Although there is much to celebrate in the budget proposal, there is still work to do to improve this proposal. Most notably, the proposal maintains high levels of funding for prisons and policing, including $2.4 billion to the Department of Corrections. Funding for the carceral system is more than twice what the state spends on programs that improve Washingtonians’ economic security, such as the Employment Security Department, Department of Labor and Industries, and Department of Vocational Rehabilitation. The carceral system continues to disproportionately target and harm Black and brown community members. And spending billions of dollars to uphold these systems is an imprudent use of public funds. Therefore, state lawmakers must work with community members to divest from these programs and increase investments that foster true stability and security for all Washingtonians.
As state lawmakers move forward, they should follow Inslee’s lead and reject irresponsible calls for overly blunt tax cuts that will benefit wealthy households at the expense of funding for schools, infrastructure, and other community foundations that benefit us all. The need for community supports is projected to remain high for the foreseeable future – including funding for teachers, counselors, nurses, bus drivers, and residents who struggle to make ends meet. Permanently reducing the tax resources that fund these priorities would destabilize the budget and recklessly endanger Washington’s economic recovery.
Washington state is one of the wealthiest states in the country, and the top income-earners who have seen large profits during the pandemic should contribute more, not less, during this time of economic crisis. Any tax reductions should be structured to benefit lower- and middle-income Washingtonians, who have been paying up to six times more of their incomes in taxes than the wealthiest 1%.

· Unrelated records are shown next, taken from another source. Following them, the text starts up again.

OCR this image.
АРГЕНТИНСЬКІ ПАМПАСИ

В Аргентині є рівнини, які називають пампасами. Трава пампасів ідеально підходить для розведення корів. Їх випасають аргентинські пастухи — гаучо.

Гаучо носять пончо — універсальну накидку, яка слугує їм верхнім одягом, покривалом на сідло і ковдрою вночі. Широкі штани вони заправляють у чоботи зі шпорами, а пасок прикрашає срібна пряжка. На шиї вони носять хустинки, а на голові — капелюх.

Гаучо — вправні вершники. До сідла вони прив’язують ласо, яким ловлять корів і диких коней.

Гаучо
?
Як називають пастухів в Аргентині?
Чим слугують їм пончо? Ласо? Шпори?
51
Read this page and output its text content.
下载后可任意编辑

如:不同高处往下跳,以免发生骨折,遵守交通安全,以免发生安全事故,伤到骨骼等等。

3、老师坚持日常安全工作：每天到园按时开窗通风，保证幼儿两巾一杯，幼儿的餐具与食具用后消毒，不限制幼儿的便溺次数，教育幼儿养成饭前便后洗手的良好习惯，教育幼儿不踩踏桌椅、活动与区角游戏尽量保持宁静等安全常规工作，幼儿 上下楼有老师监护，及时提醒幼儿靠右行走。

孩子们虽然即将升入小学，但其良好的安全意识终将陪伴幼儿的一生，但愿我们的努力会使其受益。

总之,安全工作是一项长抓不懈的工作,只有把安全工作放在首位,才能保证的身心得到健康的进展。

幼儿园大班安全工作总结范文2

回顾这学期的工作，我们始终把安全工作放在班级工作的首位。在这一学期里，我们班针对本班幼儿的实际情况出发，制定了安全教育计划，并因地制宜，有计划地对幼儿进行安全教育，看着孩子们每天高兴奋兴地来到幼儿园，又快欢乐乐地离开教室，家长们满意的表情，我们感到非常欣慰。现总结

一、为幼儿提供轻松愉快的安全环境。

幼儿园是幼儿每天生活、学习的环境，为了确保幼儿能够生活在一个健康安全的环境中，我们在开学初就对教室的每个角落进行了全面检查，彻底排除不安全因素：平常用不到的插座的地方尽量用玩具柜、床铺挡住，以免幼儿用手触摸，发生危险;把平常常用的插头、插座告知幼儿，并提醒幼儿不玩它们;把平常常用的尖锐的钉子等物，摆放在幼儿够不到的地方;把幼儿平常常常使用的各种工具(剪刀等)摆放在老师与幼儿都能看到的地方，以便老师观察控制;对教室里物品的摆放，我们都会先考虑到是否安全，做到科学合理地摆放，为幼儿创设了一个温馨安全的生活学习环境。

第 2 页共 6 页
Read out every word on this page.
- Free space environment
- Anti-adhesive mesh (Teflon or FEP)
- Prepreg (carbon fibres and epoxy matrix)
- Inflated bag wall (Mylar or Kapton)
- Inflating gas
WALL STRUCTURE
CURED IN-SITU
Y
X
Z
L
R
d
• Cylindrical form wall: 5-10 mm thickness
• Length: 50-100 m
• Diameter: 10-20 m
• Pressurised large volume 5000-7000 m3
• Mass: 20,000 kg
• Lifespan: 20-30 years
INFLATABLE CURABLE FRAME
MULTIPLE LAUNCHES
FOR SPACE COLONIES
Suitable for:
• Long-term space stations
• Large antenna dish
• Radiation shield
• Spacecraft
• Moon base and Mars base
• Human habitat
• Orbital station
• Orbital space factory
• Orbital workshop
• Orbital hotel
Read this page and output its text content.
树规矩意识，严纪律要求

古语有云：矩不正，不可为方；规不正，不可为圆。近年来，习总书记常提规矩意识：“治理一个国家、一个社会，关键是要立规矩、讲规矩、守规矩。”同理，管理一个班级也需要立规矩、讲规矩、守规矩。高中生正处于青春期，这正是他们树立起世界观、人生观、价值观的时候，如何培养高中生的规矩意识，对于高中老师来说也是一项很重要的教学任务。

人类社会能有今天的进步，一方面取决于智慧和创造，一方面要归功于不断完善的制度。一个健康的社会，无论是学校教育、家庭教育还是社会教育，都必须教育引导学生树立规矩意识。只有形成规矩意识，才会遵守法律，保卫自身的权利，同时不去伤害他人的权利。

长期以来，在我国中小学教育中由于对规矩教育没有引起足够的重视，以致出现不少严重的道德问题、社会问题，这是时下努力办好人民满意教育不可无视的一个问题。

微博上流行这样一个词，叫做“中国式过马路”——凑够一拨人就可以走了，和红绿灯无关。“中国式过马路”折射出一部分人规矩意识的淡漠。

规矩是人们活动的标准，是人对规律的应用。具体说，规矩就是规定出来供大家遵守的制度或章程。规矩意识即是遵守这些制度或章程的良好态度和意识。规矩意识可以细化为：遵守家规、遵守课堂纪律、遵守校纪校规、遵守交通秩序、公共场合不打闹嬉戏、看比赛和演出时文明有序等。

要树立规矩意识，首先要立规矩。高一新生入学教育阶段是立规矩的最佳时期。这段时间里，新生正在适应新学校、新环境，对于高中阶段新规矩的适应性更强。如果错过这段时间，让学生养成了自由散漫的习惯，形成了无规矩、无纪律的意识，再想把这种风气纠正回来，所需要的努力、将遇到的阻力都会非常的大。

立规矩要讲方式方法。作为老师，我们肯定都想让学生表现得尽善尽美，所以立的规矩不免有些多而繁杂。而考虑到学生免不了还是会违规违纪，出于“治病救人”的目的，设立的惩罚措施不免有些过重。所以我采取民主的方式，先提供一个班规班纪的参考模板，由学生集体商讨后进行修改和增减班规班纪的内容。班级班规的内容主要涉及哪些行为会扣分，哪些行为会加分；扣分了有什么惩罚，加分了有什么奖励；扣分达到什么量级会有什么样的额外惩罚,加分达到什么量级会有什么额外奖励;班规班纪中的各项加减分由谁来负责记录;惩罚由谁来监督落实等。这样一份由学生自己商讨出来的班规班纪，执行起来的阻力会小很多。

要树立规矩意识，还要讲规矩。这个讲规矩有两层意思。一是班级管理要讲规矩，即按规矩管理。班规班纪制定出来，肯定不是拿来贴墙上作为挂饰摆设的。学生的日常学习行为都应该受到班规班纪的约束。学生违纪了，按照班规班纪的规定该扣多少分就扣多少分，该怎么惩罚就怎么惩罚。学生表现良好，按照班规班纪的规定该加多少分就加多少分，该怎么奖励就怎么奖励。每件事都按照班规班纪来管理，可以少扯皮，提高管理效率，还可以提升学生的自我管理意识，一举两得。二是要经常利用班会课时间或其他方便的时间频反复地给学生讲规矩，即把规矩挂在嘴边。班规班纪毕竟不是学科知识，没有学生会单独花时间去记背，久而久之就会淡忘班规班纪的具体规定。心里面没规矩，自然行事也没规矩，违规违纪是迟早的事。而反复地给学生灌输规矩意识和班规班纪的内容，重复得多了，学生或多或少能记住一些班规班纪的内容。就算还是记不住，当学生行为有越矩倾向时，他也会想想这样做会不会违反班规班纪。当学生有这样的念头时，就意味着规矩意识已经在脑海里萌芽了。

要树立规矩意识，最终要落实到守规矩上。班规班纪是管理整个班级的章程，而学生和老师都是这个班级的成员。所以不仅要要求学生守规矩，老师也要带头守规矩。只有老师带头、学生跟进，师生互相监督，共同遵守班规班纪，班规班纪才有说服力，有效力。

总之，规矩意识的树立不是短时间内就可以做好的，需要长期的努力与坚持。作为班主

Federal dollars from pandemic relief packages have allowed our state to make much-needed investments. However, we cannot depend on these emergency, time-limited funds to fill the gaps in funding state expenses. Washington lawmakers must enact new sources of progressive revenue to ensure that we can make sufficient community investments for years after the pandemic. And at every part of the process, legislators should continue to listen to community advocates to ensure that budget decisions help, not harm, people who have been historically excluded from wealth-building opportunities.